Two days later I was in Barrancabermeja, a hot, muggy oil refining center in the mid regions of the Magdalena River, an area being contested by about every armed and unarmed group in Colombia. I’m sure e-mail was around, but I didn’t find it. On the weekend, I was surprised at having great difficulty making an international call from my hotel where the phones, in general, did not work well. At mid morning, I was walking with a Colombia colleague to an interview. I was sweating. I could smell the refinery. I could smell the smells of the outdoor market. We passed a newly painted, old style, hotel on the banks of the river, the former headquarters of Tropical Oil Company my colleague told me. Small boats plied the muddy Magdalena. Some were carrying refugees from downstream fleeing from attacks by rightist paramilitaries on their villages.

We attended a meeting of local political and social service groups preparing for an influx of several thousand refugees. There was a mixture of urgent intensity and banter in the room as several fans roared. At lunch we interviewed a Jesuit economist, Fernando de Roux, who is helping run an internationally funded development project in the Middle Magdalena region.

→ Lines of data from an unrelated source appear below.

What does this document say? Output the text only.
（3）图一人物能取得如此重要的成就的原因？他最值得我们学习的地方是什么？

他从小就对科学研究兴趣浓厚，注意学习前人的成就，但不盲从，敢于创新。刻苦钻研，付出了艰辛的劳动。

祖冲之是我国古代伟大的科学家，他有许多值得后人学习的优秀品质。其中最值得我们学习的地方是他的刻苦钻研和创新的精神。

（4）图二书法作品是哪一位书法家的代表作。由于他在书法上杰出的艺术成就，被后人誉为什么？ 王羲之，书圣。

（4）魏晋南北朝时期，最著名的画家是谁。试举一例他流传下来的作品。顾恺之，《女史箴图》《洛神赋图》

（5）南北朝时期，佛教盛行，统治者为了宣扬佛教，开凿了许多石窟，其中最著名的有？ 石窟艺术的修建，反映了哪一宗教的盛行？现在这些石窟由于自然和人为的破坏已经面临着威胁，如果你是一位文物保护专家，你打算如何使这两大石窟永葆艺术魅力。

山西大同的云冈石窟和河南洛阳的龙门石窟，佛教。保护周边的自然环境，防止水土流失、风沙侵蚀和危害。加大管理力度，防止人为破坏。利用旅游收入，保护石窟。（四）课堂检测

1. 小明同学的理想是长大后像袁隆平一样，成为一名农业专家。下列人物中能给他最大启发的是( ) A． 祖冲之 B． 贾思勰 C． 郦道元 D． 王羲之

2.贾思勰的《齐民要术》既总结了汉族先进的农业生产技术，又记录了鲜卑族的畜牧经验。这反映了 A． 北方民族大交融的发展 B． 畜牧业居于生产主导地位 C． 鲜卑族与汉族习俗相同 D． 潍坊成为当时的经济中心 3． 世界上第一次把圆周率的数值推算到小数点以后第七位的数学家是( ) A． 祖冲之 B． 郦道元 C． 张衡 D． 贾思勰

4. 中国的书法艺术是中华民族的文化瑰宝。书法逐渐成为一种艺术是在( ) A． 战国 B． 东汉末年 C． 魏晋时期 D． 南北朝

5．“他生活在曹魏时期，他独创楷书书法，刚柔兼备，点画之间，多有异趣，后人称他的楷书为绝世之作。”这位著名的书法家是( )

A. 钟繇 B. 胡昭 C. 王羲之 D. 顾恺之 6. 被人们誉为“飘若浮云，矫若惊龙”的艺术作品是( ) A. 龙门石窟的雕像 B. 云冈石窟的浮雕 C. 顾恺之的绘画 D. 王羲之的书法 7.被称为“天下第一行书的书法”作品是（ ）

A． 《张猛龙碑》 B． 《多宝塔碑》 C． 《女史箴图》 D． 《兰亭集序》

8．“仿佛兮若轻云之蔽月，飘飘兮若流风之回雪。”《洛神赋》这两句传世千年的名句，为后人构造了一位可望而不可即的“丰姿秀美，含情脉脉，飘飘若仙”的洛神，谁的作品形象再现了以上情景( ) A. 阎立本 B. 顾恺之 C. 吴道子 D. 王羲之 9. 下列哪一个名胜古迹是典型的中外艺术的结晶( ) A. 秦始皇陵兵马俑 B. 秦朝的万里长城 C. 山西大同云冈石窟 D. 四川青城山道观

We ate rotisserie chicken at plastic tables with our hands in plastic bags to fend off the grease. He had reams of data in his head ranging from the equivalent of a GDP for the region (approximately that of Spain on a per capita basis, but the money doesn’t stay home); to the rules of life in areas controlled, more or less, by guerrilla groups, to the politics of mediating kidnapping releases. He rapidly sketched on a napkin a map of the municipalities touching on the Magdalena over a 150 mile stretch and which groups were shoving and hauling in which places. We met some of the refugees, then moved on to other interviews. In the evening we met with Archbishop Prieto in the cool sanctuary of his residence and heard his nuanced analysis of the political situation. Afterwards in the mild evening air we saw couples strolling on a Saturday night. The refinery gas jets were flaring in the sky. We made our way to an open-to-the-street restaurant for cold Águilas, steaks and fries. You can’t get these things on the Web.

Winter 1999

 

Jack Spence teaches in the Political Science Department at U Mass Boston and heads Hemisphere Initiatives, a research group that analyzes peace processes. He served as President of the New England Council of Latin American Studies last year.